TheRepublican governor said his $85 billion spending plan for fiscal 2013-14, introduced in mid-December, is structurally balanced and does not raise taxes. His ideas were “received well” during presentations to rating agencies last week, he told legislators.
Virginia’s general obligation bonds are rated triple-A by the three major agencies.
While McDonnell did not unveil any borrowing plans to lawmakers, his proposed budget includes more than $323 million of bonds for college and university capital projects.
McDonnell told lawmakers that he wants to increase funding for K-12 education by $438 million over the biennium to strengthen the Virginia Retirement System for teachers and school employees, and to increase primary education funding in general.
“I agree with President Obama that we need to expand charter schools in our nation,” he said, adding that his proposals would require a portion of state and local student funding “to follow the child to an approved charter school” and make it easier for new charters to be approved and acquire property.
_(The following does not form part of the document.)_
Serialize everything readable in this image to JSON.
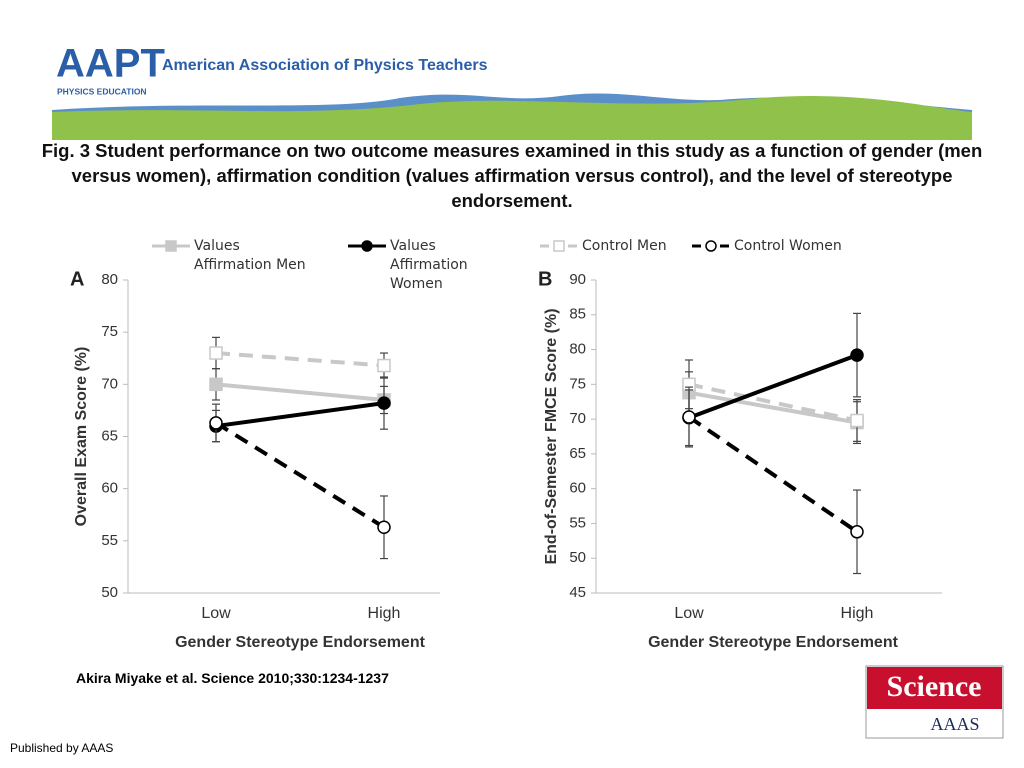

The governor outlined a series of funding policy changes aimed at providing additional revenue to the state transportation program for new projects and maintenance.
“I am proposing that we close a prison, cut ineffective programs, abolish unnecessary boards and commissions, eliminate and consolidate agencies, end memberships in dozens of outside organizations, and make government work smarter,” McDonnell said. “It is also time that we address, head on, the hard realities of our woefully underfunded state pension system.”
According to a pension system review in December, liabilities of the Virginia Retirement Systems increased last year to $19.9 billion from $11.8 billion in 2009. McDonnell called the unfunded problem “unsustainable,” and released a reform package Thursday that included increasing employee contributions to 6% from 5%, and eventually capping annual cost-of-living increases at 3%.
If adopted by the General Assembly, McDonnell said his pension recommendations would inject more than $5.8 billion in pension savings over the next 21 years.
The legislature is in session through March 10.